Пациентов мы не нагружаем, лечим их тем, что имеем. Существует указание начальства не говорить больным о лекарствах, которыми мы не можем обеспечить. Были времена, когда мы говорили родственникам о такой возможности. Но потом они шли в страховую компанию или даже в прокуратуру, предъявляли счета. То есть мы с лучшими побуждениями обращаемся к родственникам, а потом получаем по шапке от начальства. Вот уж действительно, дорога в ад вымощена добрыми намерениями. В других населенных пунктах области, насколько я знаю, дела обстоят практически так же. Думаю, правда, что в городах покрупнее лучше с обеспечением лекарствами и оборудованием. К тому же в наших областных больницах родственников пациентов не жалеют: выдают список, что они должны приобрести. В малых городах, центральных районных стационарах это категорически запрещено.

В нашей больнице штат укомплектован. Из районных больниц области она, пожалуй, одна такая. Просто у нас город молодой, и администрация заинтересована в его развитии, обеспечивает врачей квартирами, лояльно относится к специалистам».

Владимир Петрович Писарев, хирург, заместитель главного врача, Усть-Лабинская центральная районная больница (Краснодарский край)

«Когда я в 1979 году закончил институт, я был практически подготовленным специалистом. Сейчас же приходят такие выпускники, что складывается впечатление, будто они перешли только на пятый курс. Находясь в ординатуре, интернатуре, они не могут самостоятельно выполнить банальную аппендэктомию. Когда я учился, я свободно подрабатывал медбратом, и в хирургическом отделении мне удавалось иногда проассистировать или даже прооперировать. Сейчас же студент не может устроиться в качестве медбрата или медсестры. А если и есть какой-то такой закон, то я с его реализацией не сталкивался. Талантливые, трудолюбивые ребята, конечно, со временем набираются опыта, но уже после университета, то есть теряют драгоценные годы, хотя могли бы это все освоить еще в вузе.

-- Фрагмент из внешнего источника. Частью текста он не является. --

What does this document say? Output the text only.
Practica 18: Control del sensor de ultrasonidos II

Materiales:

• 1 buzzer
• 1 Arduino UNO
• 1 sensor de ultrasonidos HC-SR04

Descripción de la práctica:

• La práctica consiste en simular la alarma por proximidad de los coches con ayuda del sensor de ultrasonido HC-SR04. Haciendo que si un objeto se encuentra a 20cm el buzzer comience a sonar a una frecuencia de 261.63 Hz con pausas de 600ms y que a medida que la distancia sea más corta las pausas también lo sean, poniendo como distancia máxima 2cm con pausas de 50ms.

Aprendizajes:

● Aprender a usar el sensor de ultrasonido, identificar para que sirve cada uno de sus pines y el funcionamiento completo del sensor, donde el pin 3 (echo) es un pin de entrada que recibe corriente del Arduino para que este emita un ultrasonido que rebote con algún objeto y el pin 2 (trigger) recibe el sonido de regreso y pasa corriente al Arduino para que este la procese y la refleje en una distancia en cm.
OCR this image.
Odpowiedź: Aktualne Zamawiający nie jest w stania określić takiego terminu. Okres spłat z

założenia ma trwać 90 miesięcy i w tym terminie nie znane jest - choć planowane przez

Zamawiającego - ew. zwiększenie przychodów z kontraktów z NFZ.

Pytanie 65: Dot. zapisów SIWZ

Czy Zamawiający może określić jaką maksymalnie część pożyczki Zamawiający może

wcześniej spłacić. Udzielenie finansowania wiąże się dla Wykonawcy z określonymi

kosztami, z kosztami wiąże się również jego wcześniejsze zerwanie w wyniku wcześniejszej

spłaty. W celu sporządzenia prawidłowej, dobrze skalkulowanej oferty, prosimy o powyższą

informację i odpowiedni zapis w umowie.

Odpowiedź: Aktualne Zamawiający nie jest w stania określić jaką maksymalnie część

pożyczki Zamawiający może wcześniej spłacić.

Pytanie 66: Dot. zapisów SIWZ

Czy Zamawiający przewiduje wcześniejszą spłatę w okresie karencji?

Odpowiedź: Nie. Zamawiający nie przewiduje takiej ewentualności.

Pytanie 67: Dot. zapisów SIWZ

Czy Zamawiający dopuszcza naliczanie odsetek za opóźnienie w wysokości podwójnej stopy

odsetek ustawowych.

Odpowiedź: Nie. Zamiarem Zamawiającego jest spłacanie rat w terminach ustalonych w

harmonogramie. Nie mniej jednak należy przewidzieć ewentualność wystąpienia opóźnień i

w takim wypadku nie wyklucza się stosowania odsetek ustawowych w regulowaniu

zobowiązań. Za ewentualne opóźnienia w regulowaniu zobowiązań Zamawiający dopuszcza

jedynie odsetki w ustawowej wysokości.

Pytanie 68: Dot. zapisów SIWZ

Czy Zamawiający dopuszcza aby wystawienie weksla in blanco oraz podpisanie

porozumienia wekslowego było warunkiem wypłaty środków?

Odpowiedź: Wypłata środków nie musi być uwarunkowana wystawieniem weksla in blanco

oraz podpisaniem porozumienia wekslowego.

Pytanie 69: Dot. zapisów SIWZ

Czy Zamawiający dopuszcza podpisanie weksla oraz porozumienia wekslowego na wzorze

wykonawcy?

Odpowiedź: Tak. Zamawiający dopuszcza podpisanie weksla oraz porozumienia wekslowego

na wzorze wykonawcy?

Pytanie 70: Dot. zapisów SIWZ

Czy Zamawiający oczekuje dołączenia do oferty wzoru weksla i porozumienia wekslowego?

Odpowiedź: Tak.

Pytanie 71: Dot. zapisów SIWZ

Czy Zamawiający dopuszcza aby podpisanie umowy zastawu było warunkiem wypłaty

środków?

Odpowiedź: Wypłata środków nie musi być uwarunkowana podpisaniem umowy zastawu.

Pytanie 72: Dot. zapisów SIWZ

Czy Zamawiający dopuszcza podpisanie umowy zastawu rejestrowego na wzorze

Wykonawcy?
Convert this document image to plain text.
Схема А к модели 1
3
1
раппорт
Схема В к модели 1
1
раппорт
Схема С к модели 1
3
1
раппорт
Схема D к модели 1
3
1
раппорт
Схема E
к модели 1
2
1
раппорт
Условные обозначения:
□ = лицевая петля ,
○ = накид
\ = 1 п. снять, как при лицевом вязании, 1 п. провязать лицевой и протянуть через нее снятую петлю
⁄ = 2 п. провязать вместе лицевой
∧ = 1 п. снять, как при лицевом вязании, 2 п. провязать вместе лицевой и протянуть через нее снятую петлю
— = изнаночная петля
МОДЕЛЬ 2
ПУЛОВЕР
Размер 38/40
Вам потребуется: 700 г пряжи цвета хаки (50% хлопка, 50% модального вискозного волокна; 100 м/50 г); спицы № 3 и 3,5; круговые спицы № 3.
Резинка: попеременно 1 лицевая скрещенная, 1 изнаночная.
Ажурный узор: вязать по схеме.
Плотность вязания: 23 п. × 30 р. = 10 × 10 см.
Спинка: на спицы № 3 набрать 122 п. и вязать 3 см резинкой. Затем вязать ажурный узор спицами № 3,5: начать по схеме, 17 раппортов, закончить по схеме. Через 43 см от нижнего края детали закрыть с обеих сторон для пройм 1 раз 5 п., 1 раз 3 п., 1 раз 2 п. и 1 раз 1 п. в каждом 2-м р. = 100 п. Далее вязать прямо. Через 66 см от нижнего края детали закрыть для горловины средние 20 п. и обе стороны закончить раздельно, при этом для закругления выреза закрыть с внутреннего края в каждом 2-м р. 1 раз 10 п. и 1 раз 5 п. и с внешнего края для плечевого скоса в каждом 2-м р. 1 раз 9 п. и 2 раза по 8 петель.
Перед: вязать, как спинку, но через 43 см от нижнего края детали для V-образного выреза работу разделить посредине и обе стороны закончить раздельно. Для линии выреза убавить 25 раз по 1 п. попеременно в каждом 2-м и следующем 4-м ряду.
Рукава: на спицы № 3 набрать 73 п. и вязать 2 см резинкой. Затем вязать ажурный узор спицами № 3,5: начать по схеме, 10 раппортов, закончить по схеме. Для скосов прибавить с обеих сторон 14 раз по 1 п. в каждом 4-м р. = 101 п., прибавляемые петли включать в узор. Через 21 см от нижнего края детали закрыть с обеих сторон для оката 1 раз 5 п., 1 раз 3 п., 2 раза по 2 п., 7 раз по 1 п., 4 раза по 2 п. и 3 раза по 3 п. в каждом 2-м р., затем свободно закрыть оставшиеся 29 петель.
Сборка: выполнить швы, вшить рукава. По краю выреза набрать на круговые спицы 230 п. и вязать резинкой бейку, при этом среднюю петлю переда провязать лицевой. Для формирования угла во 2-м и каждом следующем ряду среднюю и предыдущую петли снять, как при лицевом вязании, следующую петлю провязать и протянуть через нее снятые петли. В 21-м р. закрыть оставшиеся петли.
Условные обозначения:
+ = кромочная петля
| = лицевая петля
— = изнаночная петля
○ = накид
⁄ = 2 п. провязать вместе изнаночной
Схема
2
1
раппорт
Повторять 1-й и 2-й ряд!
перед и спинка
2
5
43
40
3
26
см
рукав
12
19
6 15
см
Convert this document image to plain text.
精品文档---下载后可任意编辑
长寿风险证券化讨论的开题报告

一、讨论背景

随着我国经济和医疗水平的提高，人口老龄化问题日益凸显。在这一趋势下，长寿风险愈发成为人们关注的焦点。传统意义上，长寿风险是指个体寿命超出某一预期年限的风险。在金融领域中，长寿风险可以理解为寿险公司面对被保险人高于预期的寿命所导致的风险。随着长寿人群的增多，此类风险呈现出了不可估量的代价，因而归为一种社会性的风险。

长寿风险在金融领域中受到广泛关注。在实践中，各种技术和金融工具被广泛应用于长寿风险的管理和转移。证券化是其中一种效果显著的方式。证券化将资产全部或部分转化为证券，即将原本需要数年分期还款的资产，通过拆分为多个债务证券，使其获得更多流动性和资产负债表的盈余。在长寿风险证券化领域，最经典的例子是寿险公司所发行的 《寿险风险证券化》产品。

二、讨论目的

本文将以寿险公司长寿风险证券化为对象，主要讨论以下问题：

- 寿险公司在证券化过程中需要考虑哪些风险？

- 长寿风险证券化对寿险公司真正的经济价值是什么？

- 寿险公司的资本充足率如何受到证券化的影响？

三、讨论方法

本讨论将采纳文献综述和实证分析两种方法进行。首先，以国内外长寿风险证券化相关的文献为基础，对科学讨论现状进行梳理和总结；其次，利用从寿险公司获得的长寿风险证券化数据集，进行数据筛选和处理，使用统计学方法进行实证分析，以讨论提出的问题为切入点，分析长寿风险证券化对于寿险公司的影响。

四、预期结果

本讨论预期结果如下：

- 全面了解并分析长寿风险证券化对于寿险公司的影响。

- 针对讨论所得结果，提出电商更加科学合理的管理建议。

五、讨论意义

Кадры у нас укомплектованы чуть больше чем на 60 процентов, на 16 участков 6 терапевтов. При этом нужно проводить диспансеризацию работающего населения. Такой дефицит работников возникает из-за того, что студенты после окончания института и получения дипломов растекаются в фармацевтические, парамедицинские компании, становятся медицинскими представителями, уходят в частные клиники. В советское время было положено после института отработать три года по направлению. А сейчас диплом выдается на руки — и вперед. Разве что иногда заключаются трехсторонние договоры, при которых обучение оплачивается муниципальным образованием или департаментом здравоохранения, и человек потом обязан работать в том учреждении, которое оплатило его обучение. Но такие случаи не очень часты, ими проблему не закроешь.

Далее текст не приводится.